In July 1969, the Apollo 11 space shuttle was launched to outer space. Its final destination, the Moon. Two of its crew members would become the first men to step foot on this satellite, however, an endless number of theories quickly emerged denying the veracity of this historic affair.
The same event, the human arrival to the Moon, serves as theme for Georges Méliès’ short feature film Le voyage dans la lune (1902). Inspired on the same-titled short story by Jules Verne, this blatant montage –and first fiction film ever made– shows what a profitable disadvantage the complete ignorance of the behavior of objects and the human body on the Moon’s surface was. This representation crisis certainly stimulated the imagination and creativity to depict how this new surrounding, a new reality, could be.
This exhibition is traced upon the limit of the tension provoked by both moments of the same event, and it wishes to explore to a certain degree the aesthetic encounter, that is, how a spectator reacts face to the uncertainty produced by an object or situation. The body of work of the featured artists is constructed through images and objects of an indexical nature; they tend to annihilate the primacy of the artwork as an immediate source of experience and relegate its physical presence to the background. The works brought together in this selection are a sort of trace of something that may have never taken place. They are suspended in a state oscillating between the purely documentary and the purely fictional.
Through different media, the eight summoned artists offer different propositions on how the opening of an aesthetic space involves the opening of a political one.
Framed under the theoretical umbrella of the exhibition, artist Trevor Paglen was invited to deliver his acclaimed lecture The Last Pictures. This multimedia presentation stems from a five year long research process in which Paglen interviewed scientists, philosophers, anthropologists, artists, and practitioners from other fields on the profound contradictions that shape contemporary civilizations.

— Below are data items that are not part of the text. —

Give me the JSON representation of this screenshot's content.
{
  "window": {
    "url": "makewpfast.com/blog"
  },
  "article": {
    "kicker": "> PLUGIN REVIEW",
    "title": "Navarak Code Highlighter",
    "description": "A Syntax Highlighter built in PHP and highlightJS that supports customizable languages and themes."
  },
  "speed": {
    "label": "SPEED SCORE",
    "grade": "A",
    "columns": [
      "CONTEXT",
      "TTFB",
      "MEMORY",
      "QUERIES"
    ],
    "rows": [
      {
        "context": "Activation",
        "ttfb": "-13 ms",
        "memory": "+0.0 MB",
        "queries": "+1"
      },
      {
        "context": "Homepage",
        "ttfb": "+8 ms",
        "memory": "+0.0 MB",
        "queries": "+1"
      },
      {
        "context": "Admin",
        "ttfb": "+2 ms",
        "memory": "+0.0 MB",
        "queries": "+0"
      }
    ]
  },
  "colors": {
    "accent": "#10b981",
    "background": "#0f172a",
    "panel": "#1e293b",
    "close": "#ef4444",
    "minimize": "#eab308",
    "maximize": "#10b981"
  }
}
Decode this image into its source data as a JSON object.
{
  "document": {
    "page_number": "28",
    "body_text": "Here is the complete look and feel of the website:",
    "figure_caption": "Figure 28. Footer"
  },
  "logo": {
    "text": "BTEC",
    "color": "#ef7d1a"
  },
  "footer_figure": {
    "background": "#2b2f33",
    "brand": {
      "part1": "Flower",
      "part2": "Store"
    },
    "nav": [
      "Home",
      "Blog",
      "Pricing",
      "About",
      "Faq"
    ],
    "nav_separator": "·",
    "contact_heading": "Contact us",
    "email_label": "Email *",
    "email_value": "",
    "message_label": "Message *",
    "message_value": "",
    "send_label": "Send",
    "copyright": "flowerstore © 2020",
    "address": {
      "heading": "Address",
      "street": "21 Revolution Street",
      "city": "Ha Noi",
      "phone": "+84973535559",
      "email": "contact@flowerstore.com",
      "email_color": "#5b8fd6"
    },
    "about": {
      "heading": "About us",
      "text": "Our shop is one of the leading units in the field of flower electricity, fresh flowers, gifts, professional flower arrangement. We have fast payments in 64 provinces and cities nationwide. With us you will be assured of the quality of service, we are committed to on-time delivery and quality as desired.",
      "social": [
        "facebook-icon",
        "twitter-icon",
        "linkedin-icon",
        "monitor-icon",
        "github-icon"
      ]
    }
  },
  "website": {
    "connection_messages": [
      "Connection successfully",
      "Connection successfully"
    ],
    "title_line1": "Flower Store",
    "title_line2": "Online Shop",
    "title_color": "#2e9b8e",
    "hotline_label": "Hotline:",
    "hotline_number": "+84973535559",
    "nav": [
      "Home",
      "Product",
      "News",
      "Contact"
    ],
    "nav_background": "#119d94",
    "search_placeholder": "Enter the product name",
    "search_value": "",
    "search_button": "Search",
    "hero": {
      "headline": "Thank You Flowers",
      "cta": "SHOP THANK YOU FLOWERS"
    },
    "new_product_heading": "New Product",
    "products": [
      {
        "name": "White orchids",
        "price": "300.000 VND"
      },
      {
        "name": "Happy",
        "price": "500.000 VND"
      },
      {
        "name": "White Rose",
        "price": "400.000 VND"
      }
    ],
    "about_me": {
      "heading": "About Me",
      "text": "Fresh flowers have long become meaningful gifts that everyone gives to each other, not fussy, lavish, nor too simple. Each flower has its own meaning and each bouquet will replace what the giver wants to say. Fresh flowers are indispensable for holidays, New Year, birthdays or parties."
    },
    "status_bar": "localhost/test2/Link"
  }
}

During an artistic residence at MIT, and in joint efforts with its scientists, Paglen developed a micro-etched disk capable enough to endure the rough conditions of deep space during billions of years and to store images during that period of time. In September 2012, attached to a satellite that will place it in the cemetery orbit, the gilded disk was launched to outer space. The hundred images it contains, selected through the long process of inquiring on what a cultural mark should be, are inspired on then questioning of the relation between vision, knowledge and power; the limits and possibilities of language; and of our relationship to nature and the way in which we aim to control it. Designed and thought to outlast humanity, The Last Pictures is a utopian project that seeks to explain to someone –in the very distant future– what mankind was and to explore space not only as a physical frontier but a mental one.